Pourquoi suis-je née Afghane et pas Française ou Allemande ? Chassée d’Afghanistan, interdite de séjour en Iran, menacée d’expulsion en France, pourquoi n’ai-je pas de pays où me reposer ? Pourquoi les femmes de nos pays d’Islam n’ont pas droit à la parole ? Pourquoi cinquante ans de guerre en Afghanistan ? Pourquoi les musulmans tuent-ils les musulmans, alors que les chrétiens français nous laissent en vie ? Pourquoi l’OFPRA, qui connaît bien la situation de l’Afghanistan, me refuse l’asile ? Pourquoi suis-je née Chiite afghane parlant le dari, alors que les Sunnites afghans parlent le pachto et les Iraniens le persan ? Pourquoi toutes ces langues pour ne pas pouvoir nous parler ? Pourquoi les Français, eux, parlent-ils la même langue ?
Comment dire toutes ces choses qui n’ont pas de sens ? Les mots sont coincés, comme moi je suis coincée. Qui suis-je ? Je n’ai rien choisi de tout ce qui m’est arrivé. Je suis partie à trois ans de cet Afghanistan où on veut me renvoyer. Pour y vivre quoi ? Bâillonnée ? Vendue à un ou plusieurs hommes ? Violée ?
Il n’y a pas d’images de ce pays dans ma tête, rien que des flashs horribles. Un pays où, en un jour, cinq cents personnes sont tuées par trois bombes !

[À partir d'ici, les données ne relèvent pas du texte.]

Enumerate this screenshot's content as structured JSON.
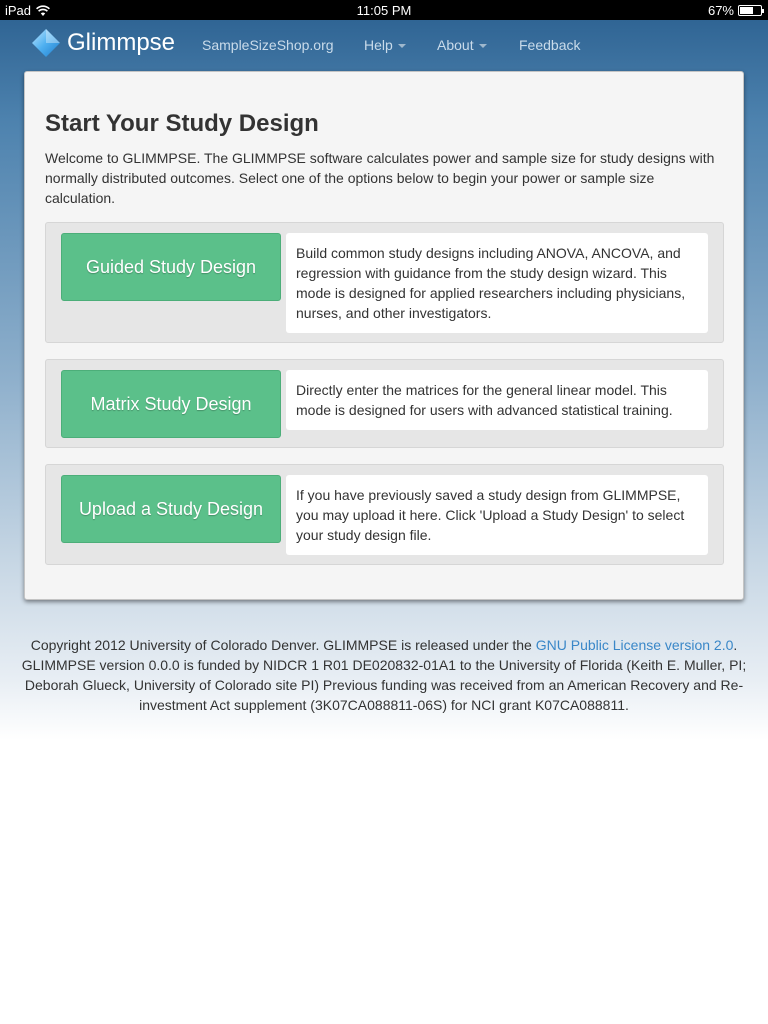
{
  "status_bar": {
    "device": "iPad",
    "time": "11:05 PM",
    "battery_text": "67%",
    "battery_level": 0.67
  },
  "navbar": {
    "brand": "Glimmpse",
    "links": {
      "samplesizeshop": "SampleSizeShop.org",
      "help": "Help",
      "about": "About",
      "feedback": "Feedback"
    }
  },
  "main": {
    "title": "Start Your Study Design",
    "intro": "Welcome to GLIMMPSE. The GLIMMPSE software calculates power and sample size for study designs with normally distributed outcomes. Select one of the options below to begin your power or sample size calculation.",
    "options": [
      {
        "button": "Guided Study Design",
        "description": "Build common study designs including ANOVA, ANCOVA, and regression with guidance from the study design wizard. This mode is designed for applied researchers including physicians, nurses, and other investigators."
      },
      {
        "button": "Matrix Study Design",
        "description": "Directly enter the matrices for the general linear model. This mode is designed for users with advanced statistical training."
      },
      {
        "button": "Upload a Study Design",
        "description": "If you have previously saved a study design from GLIMMPSE, you may upload it here. Click 'Upload a Study Design' to select your study design file."
      }
    ]
  },
  "footer": {
    "text_before_link": "Copyright 2012 University of Colorado Denver. GLIMMPSE is released under the ",
    "link": "GNU Public License version 2.0",
    "text_after_link": ". GLIMMPSE version 0.0.0 is funded by NIDCR 1 R01 DE020832-01A1 to the University of Florida (Keith E. Muller, PI; Deborah Glueck, University of Colorado site PI) Previous funding was received from an American Recovery and Re-investment Act supplement (3K07CA088811-06S) for NCI grant K07CA088811."
  },
  "colors": {
    "button_green": "#5bc08a",
    "link_blue": "#3a87c8",
    "nav_bg": "#2a5f8f"
  }
}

On doit aimer sa patrie, dit-on. Comment faire ? Et si tu n’aimes pas ta patrie, tu dois aimer au moins le pays de ton enfance ? Pendant dix-huit ans, regardée de travers en Iran, dont dix ans enfermée entre quatre murs à tisser, tisser ces horribles tapis. Pas d’identité, pas de droit, pas de carte de séjour, pas de carte bancaire, pas de langue pour parler. Comment aimer ce pays qui ne m’a rien donné ?

En France, tous les jours, je reçois l’écoute, l’aide, la paix mais je ne peux pas y rester. Les Français m’identifient. Mais pas les papiers ! Pourtant, c’est seulement ici que j’ai compris que j’étais humaine. En même temps, j’ai découvert la tristesse que je ne connaissais pas avant. Avant, c’était juste du froid à l’intérieur. Pourquoi la paix et la joie des gens d’ici ne m’ont pas été données, à moi qui ai vingt-trois ans ? Comment retourner en Iran maintenant que je me rends compte de ce que j’étais ? Je ne pourrais plus le supporter.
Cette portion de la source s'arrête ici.